ПЭП. И все-таки пара хороших парней у них остается. Этот кривоногий поляк, который играет между второй и третьей базами. Отлично ловит мяч и бросает точно и далеко. И тот здоровяк с рыжими волосами. Вот кто умеет бить по мячу. Еще два-три питчера. Может, в следующем сезоне что-то получится? (ПЭП ест). Кто-то пернул?
ДЖОН. Пора на работу.
ПЭП. Скоро Хэллоуин. Надо ставить фонарь из тыквы, готовить яблоки в карамели. Где эти чертовы женщины? Мне нравится смотреть, как вы пускаете слюни на девку. Хе-хе.
АЛЕН. Я думал, вы слепой.
ПЭП. Слюну я вижу. Слюна блестит. Блестит по-особенному, как лунный свет на голом девичьем заду. Я мог бы стать поэтом, но вместо этого ремонтировал автомобили. Сим вам уже заплатил?
ДЖОН. Еще нет.
ПЭП. Хе-хе.
АЛЕН. И как это понимать, ваше хе-хе?
ПЭП. Что вам нужно сделать, парни, так это собрать вещички и убраться отсюда. Это место проклятое, знаете ли. Старый майор Пендрагон построил дом, или его папаша Зах, или один из тех злобных сукиных детей, вернувшихся с Мексиканской войны. Это мне рассказала старая миссис Потдорф. Разумеется, в мозгах у нее многое перепуталось. Ей тогда было сто два года, в свое время ей в голову угодила стрела какого-то индейца.
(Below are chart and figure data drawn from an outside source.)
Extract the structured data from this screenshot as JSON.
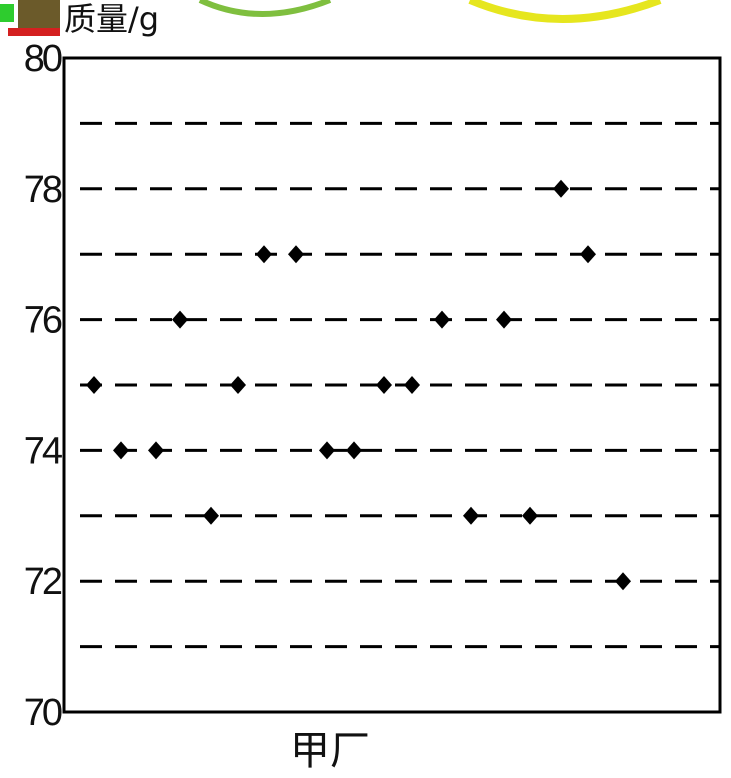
{
  "chart_data": {
    "type": "scatter",
    "ylabel": "质量/g",
    "xlabel": "甲厂",
    "ylim": [
      70,
      80
    ],
    "yticks": [
      "70",
      "72",
      "74",
      "76",
      "78",
      "80"
    ],
    "grid": "horizontal dashed at each unit",
    "series": [
      {
        "marker": "diamond",
        "color": "#000000",
        "x": [
          1,
          2,
          3,
          4,
          5,
          6,
          7,
          8,
          9,
          10,
          11,
          12,
          13,
          14,
          15,
          16,
          17,
          18,
          19,
          20
        ],
        "y": [
          75,
          74,
          74,
          76,
          73,
          75,
          77,
          77,
          74,
          74,
          75,
          75,
          76,
          73,
          76,
          73,
          78,
          77,
          72,
          null
        ]
      }
    ]
  }
}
АЛЕН. Вы хоть когда-нибудь знаете, о чем, черт побери, говорите?
ПЭП. Здесь есть комнаты, куда никто не заходил с тех самых лет, когда Гровер Кливленд трахнул официантку в баре. Все они забиты досками. Адвокат старых сестер Армитейдж уговаривал их продать это страшилище до того, как особняк развалится, но они выросли здесь, когда он был еще ничего, поэтому сдали нам пару комнат, а все остальные заколотили, вот мы и ютимся здесь, как крысы, и слушаем звуки, что доносятся по ночам из пустующих комнат. Одному Богу известно, кто там сейчас живет, может быть, кто угодно, иногда по звукам похоже на лошадь, и с почвой что-то произошло, и деревья какие-то странные.
ДЖОН. Мне деревья нравятся.
ПЭП. По ночам они окрашиваются в такие необычные цвета.
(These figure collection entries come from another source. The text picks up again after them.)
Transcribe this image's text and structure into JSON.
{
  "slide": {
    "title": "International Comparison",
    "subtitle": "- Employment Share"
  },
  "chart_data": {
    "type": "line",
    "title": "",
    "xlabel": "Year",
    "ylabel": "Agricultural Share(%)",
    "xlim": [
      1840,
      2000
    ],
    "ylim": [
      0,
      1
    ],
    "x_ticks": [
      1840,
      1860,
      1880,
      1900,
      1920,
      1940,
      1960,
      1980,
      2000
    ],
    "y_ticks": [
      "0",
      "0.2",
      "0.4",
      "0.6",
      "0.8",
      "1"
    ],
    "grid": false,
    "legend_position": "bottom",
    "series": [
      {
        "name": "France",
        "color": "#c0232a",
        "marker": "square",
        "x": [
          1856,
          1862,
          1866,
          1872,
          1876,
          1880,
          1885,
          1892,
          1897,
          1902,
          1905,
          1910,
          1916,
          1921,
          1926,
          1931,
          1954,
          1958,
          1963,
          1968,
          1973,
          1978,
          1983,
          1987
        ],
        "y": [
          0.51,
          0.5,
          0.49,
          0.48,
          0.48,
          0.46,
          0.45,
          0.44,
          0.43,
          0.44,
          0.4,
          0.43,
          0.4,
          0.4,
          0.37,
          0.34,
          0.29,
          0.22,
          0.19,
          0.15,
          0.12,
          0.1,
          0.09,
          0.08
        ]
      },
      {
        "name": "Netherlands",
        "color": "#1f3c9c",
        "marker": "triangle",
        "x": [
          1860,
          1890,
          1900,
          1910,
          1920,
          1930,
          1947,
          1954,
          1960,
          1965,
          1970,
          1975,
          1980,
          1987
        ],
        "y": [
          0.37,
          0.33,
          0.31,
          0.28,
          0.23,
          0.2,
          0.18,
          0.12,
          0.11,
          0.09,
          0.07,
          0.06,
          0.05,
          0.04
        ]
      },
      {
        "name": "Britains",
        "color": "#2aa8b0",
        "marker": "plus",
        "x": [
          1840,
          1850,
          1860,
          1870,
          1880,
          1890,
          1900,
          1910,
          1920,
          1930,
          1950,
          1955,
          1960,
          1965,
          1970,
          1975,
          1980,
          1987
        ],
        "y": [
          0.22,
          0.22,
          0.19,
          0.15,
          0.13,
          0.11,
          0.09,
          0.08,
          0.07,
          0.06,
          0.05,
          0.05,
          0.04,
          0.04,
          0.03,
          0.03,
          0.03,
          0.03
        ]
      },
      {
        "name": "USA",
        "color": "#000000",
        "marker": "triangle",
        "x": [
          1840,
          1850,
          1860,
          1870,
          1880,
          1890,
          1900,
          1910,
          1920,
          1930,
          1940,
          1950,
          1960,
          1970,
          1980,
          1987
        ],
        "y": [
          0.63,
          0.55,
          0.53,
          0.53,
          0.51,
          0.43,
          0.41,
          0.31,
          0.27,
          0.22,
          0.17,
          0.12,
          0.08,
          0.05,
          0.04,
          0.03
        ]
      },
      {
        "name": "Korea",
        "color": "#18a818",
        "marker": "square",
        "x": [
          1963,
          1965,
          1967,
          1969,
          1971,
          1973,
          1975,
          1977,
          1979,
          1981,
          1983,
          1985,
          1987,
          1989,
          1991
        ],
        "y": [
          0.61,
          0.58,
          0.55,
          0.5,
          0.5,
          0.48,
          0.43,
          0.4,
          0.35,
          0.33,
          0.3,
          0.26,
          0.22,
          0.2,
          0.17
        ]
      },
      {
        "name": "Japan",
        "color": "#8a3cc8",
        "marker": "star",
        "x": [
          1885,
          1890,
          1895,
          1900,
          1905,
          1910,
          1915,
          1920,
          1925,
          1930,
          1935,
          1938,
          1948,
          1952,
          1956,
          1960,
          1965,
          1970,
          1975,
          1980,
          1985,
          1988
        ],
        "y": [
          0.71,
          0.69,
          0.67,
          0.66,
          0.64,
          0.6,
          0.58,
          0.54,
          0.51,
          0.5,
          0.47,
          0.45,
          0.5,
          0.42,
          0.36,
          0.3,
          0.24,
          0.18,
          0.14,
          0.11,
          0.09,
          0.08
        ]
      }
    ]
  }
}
АЛЕН. Откуда вы знаете? Вы не видите ничего, кроме слюны.
ПЭП. Цвета я вижу. По ночам деревья открашиваются в странные цвета.
АЛЕН. Не можете вы видеть цвета по ночам. Ночью темно.
ПЭП. Они светятся в темноте. И они движутся.
СИМ (заходит с крыльца). Деревья не движутся. Это бред.
ПЭП. Они движутся. Я видел.
СИМ (ищет что-то в ящике буфета). Когда дует ветер, листва движется.
ПЭП. Дело не в ветре. Ты никогда не смотрел на деревья. Ты за всю жизнь дерева не видел. Ты говнюк. И у овощей какой-то странный вкус.
ДЖОН. Это из-за химикалий, которые сливали на свалке.
СИМ (находит в ящике большой, грозного вида нож). Чушь. Химикалии – они полезны.
ПЭП. Нет, что-то пришло из космоса. Что-то из космоса пришло сюда, привлеченное проклятьем, и осталось жить здесь. Проклятие Пендрагонов, обезумевших от кровосмешения. Оно живет в колодце. С грохотом спустилось с неба и поселилось под землей. Оно еще нас пожрет. Всех до единого. Разорвет в клочья и пожрет.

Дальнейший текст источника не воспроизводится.